Published on April 17, 2023

Imagine the brain as a powerful computer, but not just any computer. It’s like comparing a supercomputer to your old flip phone! Scientists are trying to understand how consciousness and neural computation are connected. They focus on the cerebral cortex, which is responsible for the features of consciousness like information processing and action initiation. This part of the brain has some fascinating characteristics that set it apart from other neural circuits. The cerebral cortex has incredible computational power, but it’s not just about the number of computing units. Each computing unit engages in noisy coding, allowing random events to influence outcomes. This results in synchronized firing of different groups of cells at various frequencies. As the system learns from observations, it becomes more ordered over time, encoding predictive value. And despite all this activity, the cerebral cortex is remarkably energy-efficient! The unique features of the cerebral cortex suggest that it engages in probabilistic computation, where probabilities play a role in how information is processed. By understanding these probabilistic mechanisms, scientists can shed light on how consciousness arises from cortical neural networks.

Abstract
A central problem in the cognitive sciences is identifying the link between consciousness and neural computation. The key features of consciousness—including the emergence of representative information content and the initiation of volitional action—are correlated with neural activity in the cerebral cortex, but not computational processes in spinal reflex circuits or classical computing architecture.

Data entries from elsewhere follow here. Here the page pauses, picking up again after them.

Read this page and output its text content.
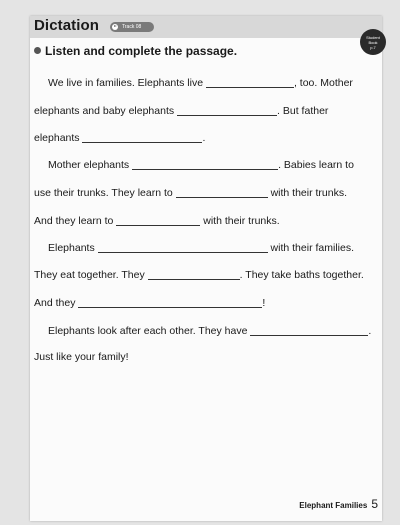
Dictation	Track 08
Student
Book
p.7
Listen and complete the passage.
We live in families. Elephants live	, too. Mother
elephants and baby elephants	. But father
elephants	.
Mother elephants	. Babies learn to
use their trunks. They learn to	with their trunks.
And they learn to	with their trunks.
Elephants	with their families.
They eat together. They	. They take baths together.
And they	!
Elephants look after each other. They have	.
Just like your family!
Elephant Families 5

To take a new approach toward considering the problem of consciousness, it may be worth re-examining some outstanding puzzles in neuroscience, focusing on differences between the cerebral cortex and spinal reflex circuits. First, the mammalian cerebral cortex exhibits exascale computational power, a feature that is not strictly correlated with the number of binary computational units; second, individual computational units engage in noisy coding, allowing random electrical events to gate signaling outcomes; third, this noisy coding results in the synchronous firing of statistically random populations of cells across the neural network, at a range of nested frequencies; fourth, the system grows into a more ordered state over time, as it encodes the predictive value gained through observation; and finally, the cerebral cortex is extraordinarily energy efficient, with very little free energy lost to entropy during the work of information processing. Here, I argue that each of these five key features suggest the mammalian brain engages in probabilistic computation. Indeed, by modeling the physical mechanisms of probabilistic computation, we may find a better way to explain the unique emergent features arising from cortical neural networks.